DNA sequencing has fast picked up pace as a means to identify various diseases. Unlike popular belief though, only genetic sequencing doesn’t suffice the needs of gaining an understanding about human diseases. Scientists from Duke University Medical Center have revealed that it is important to accompany these with functional tests that throw light on the biological relevance of the sequencing results.
With tests in hand, researchers can help associate them with a host of diseases, employing the ciliopathies. This suite helps identify the disease that may be causing individuals to show numerous traits.
“Right now the paradigm is to sequence a number of patients and see what may be there in terms of variants,” mentioned Nicholas Katsanis, Ph.D., of Duke Pediatrics and Cell Biology. “The key finding of this study says that this approach is important, but not sufficient. If you really want to be able to penetrate, you must have a robust way to test the functional relevance of mutations you find in patients. For a person at risk of type 2 diabetes, schizophrenia or atherosclerosis, getting their genome sequenced is not enough – you have to functionally interpret the data to get a sense of what might happen to the particular patient.”
“This is the message to people doing medical genomics,” added lead author Erica Davis, Ph.D., Assistant Professor in the Duke Department of Pediatrics, who works in the Duke Center for Human Disease Modeling. “We have to know the extent to which gene variants in question are detrimental – how do they affect individual cells or organs and what is the result on human development or disease? Every patient has his or her own set of genetic variants, and most of these will not be found at sufficient frequency in the general population so that anyone could make a clear medical statement about their case.”
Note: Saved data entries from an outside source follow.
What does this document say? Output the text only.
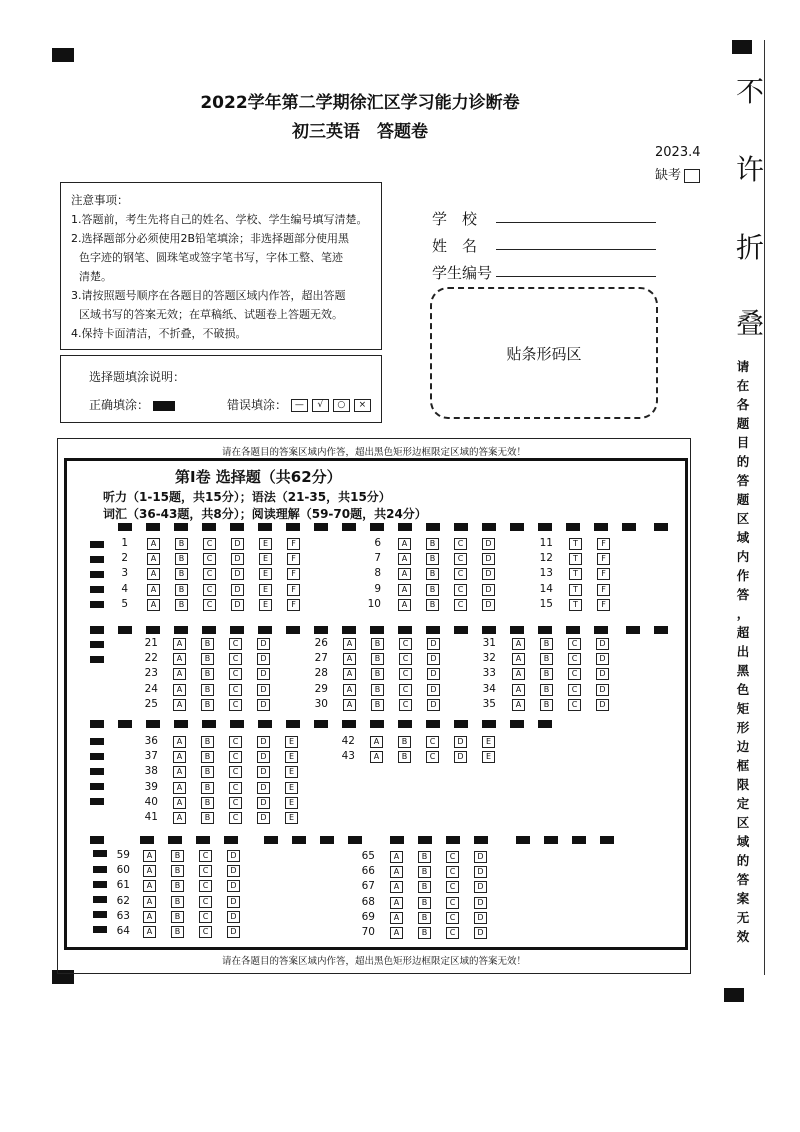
2022学年第二学期徐汇区学习能力诊断卷
初三英语　答题卷
2023.4
缺考
注意事项：
1.答题前，考生先将自己的姓名、学校、学生编号填写清楚。
2.选择题部分必须使用2B铅笔填涂；非选择题部分使用黑
色字迹的钢笔、圆珠笔或签字笔书写，字体工整、笔迹
清楚。
3.请按照题号顺序在各题目的答题区域内作答，超出答题
区域书写的答案无效；在草稿纸、试题卷上答题无效。
4.保持卡面清洁，不折叠，不破损。
选择题填涂说明：
正确填涂：	错误填涂： — √ ○ ×
学　校
姓　名
学生编号
贴条形码区
请在各题目的答案区域内作答，超出黑色矩形边框限定区域的答案无效！
请在各题目的答案区域内作答，超出黑色矩形边框限定区域的答案无效！
第Ⅰ卷 选择题（共62分）
听力（1-15题，共15分）；语法（21-35，共15分）
词汇（36-43题，共8分）；阅读理解（59-70题，共24分）
1	A	B	C	D	E	F
2	A	B	C	D	E	F
3	A	B	C	D	E	F
4	A	B	C	D	E	F
5	A	B	C	D	E	F
6	A	B	C	D
7	A	B	C	D
8	A	B	C	D
9	A	B	C	D
10	A	B	C	D
11	T	F
12	T	F
13	T	F
14	T	F
15	T	F
21	A	B	C	D
22	A	B	C	D
23	A	B	C	D
24	A	B	C	D
25	A	B	C	D
26	A	B	C	D
27	A	B	C	D
28	A	B	C	D
29	A	B	C	D
30	A	B	C	D
31	A	B	C	D
32	A	B	C	D
33	A	B	C	D
34	A	B	C	D
35	A	B	C	D
36	A	B	C	D	E
37	A	B	C	D	E
38	A	B	C	D	E
39	A	B	C	D	E
40	A	B	C	D	E
41	A	B	C	D	E
42	A	B	C	D	E
43	A	B	C	D	E
59	A	B	C	D
60	A	B	C	D
61	A	B	C	D
62	A	B	C	D
63	A	B	C	D
64	A	B	C	D
65	A	B	C	D
66	A	B	C	D
67	A	B	C	D
68	A	B	C	D
69	A	B	C	D
70	A	B	C	D
不
许
折
叠
请
在
各
题
目
的
答
题
区
域
内
作
答
，
超
出
黑
色
矩
形
边
框
限
定
区
域
的
答
案
无
效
As part of the investigation, Davis in conjunction with a number of ciliopathy labs across the world sequenced the TTC21B gene. The latter is known to be an integral part of the primary cilium. Sequencing enabled the scientists to ascertain two human disorders namely a kidney disease and an asphyxiating thoracic condition on the basis of few of the mutations. However, they couldn’t settle on the implication of most of the DNA variants.
These variants were then tested by Davis in a model of zebrafish to determine TTC21B as the main contributor of disease-related mutations. It was found that it accorded for nearly 5 percent cases of human ciliopathy. According to the research, genetic variations could not only cause ciliopathies but also had the ability to communicate with other disease-leading genes. This in turn could result in a completely different group of patient problems.
Davis suggests that it would require more laboratories conducting analysis of this nature to actually gain a complete know-how of the ciliopathies and other ailments.
This finding features in Nature Genetics online.